Charles A. Dana, 1819-1897
American Newspaper Editor

Our opinions have to be balanced carefully. Imagining them to be any more or any less important than anyone else's is a road that leads nowhere. One signals an over-inflated ego. The other signals low self-esteem. And without control, an unbalanced opinion can do damage that takes years to repair.
I used to dread even having an opinion; it seemed not worth the trouble, when every word I said was a possible invitation for a verbal attack. After just a few oral assaults, I learned not to say what I really felt about anything.
Words not spoken piled up, building walls I stayed hidden behind for years. When all of that stunted space was filled, I learned to care about less. I gave up, with much relief, my human right to draw a conclusion and do something based on my own thought processes. Caring about anything only gave another weapon to someone who seemed intent on my destruction.
I came as close to being totally dead inside that any person can without being a zombie. The thoughts that exploded inside my mind on October 30, 1993 saved my life, reclaimed my brain, and changed my value of both his opinion and my own. My low self-esteem went to war with his over-inflated ego, and I was armed with 20 years of unsaid words.

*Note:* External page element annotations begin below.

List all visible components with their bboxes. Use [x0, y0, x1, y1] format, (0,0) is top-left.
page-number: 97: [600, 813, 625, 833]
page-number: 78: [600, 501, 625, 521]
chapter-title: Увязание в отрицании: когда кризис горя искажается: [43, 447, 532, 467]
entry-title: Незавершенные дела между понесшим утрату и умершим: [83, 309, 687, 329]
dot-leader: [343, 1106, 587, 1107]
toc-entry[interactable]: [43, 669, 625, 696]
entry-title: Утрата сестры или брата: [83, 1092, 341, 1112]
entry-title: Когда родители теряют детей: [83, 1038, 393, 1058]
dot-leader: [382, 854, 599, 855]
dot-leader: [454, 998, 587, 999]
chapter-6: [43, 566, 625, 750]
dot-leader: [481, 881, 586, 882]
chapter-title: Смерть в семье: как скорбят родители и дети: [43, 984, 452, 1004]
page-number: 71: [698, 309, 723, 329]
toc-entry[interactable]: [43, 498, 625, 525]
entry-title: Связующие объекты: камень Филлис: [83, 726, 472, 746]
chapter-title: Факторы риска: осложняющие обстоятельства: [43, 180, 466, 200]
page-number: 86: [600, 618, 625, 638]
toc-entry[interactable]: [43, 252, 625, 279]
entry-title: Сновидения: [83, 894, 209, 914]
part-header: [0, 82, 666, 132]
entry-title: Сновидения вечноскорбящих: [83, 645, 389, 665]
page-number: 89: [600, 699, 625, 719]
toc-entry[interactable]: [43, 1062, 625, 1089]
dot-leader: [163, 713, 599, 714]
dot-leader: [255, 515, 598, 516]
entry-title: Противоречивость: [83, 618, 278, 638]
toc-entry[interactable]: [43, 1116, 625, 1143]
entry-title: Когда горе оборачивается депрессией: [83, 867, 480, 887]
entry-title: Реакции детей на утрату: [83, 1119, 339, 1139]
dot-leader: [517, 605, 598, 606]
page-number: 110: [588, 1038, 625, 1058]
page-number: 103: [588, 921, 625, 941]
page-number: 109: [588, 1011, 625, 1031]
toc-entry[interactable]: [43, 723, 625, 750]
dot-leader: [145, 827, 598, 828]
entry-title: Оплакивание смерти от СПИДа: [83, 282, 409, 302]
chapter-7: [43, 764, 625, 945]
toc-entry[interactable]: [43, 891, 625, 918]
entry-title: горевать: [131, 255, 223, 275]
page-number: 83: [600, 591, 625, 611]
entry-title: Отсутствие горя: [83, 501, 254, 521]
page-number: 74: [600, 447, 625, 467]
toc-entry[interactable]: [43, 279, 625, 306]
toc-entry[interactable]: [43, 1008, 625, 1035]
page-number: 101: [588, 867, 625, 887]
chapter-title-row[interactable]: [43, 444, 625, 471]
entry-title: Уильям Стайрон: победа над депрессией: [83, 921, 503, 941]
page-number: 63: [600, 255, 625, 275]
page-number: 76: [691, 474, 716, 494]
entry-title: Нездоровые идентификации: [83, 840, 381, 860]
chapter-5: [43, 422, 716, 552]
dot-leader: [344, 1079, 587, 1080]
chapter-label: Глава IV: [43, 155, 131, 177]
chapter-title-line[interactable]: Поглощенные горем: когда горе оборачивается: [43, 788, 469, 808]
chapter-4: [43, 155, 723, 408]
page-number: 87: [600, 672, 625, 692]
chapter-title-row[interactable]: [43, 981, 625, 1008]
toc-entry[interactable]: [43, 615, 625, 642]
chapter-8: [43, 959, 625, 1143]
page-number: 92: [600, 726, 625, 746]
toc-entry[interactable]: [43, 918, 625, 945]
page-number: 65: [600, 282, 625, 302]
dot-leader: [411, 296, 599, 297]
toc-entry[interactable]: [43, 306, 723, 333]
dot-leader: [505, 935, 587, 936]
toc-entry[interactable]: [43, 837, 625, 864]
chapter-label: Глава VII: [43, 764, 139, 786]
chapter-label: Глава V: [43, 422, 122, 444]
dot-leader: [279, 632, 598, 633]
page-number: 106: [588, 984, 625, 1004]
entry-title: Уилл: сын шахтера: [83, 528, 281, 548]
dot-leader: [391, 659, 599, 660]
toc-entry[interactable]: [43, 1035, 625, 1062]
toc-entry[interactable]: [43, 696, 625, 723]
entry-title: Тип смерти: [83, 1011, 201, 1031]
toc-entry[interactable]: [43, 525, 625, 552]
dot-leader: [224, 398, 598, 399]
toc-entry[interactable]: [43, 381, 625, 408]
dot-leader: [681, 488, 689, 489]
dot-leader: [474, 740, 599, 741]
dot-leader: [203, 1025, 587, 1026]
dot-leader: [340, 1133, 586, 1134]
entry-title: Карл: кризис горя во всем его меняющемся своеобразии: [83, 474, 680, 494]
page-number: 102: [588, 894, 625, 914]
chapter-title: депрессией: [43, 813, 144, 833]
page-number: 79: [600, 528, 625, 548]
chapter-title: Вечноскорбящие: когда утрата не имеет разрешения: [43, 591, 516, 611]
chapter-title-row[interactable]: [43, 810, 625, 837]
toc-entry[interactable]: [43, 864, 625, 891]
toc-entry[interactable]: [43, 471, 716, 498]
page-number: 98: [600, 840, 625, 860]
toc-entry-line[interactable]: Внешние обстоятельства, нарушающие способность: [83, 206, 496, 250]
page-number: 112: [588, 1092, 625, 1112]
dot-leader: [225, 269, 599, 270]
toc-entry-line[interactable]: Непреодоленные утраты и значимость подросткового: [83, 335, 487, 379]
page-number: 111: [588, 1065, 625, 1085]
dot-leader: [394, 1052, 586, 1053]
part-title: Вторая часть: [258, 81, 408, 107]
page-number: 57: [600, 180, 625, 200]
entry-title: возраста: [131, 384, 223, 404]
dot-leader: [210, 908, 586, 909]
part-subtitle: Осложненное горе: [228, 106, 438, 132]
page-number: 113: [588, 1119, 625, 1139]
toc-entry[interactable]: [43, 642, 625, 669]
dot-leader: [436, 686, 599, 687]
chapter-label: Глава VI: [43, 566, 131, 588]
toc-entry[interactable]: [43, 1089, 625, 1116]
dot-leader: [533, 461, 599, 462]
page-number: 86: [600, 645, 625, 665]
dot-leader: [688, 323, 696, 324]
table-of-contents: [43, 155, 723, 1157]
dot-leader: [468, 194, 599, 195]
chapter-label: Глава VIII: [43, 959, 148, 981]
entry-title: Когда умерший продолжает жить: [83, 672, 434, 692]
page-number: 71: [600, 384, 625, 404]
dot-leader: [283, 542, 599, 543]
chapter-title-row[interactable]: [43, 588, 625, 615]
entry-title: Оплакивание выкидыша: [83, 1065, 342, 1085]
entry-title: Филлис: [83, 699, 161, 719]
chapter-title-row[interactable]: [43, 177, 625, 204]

I suddenly gloried in having an opinion and voicing it. I never demanded that he adopt them as his own, but I did demand that he allow me to state them, without punishment. I was very aware of how each person comes to conclusions from their own unique vantage point and I was interested in trading views, when we shared opinions. And more often than not, once that was done, our opinions were close enough to quickly compromise somewhere in the middle.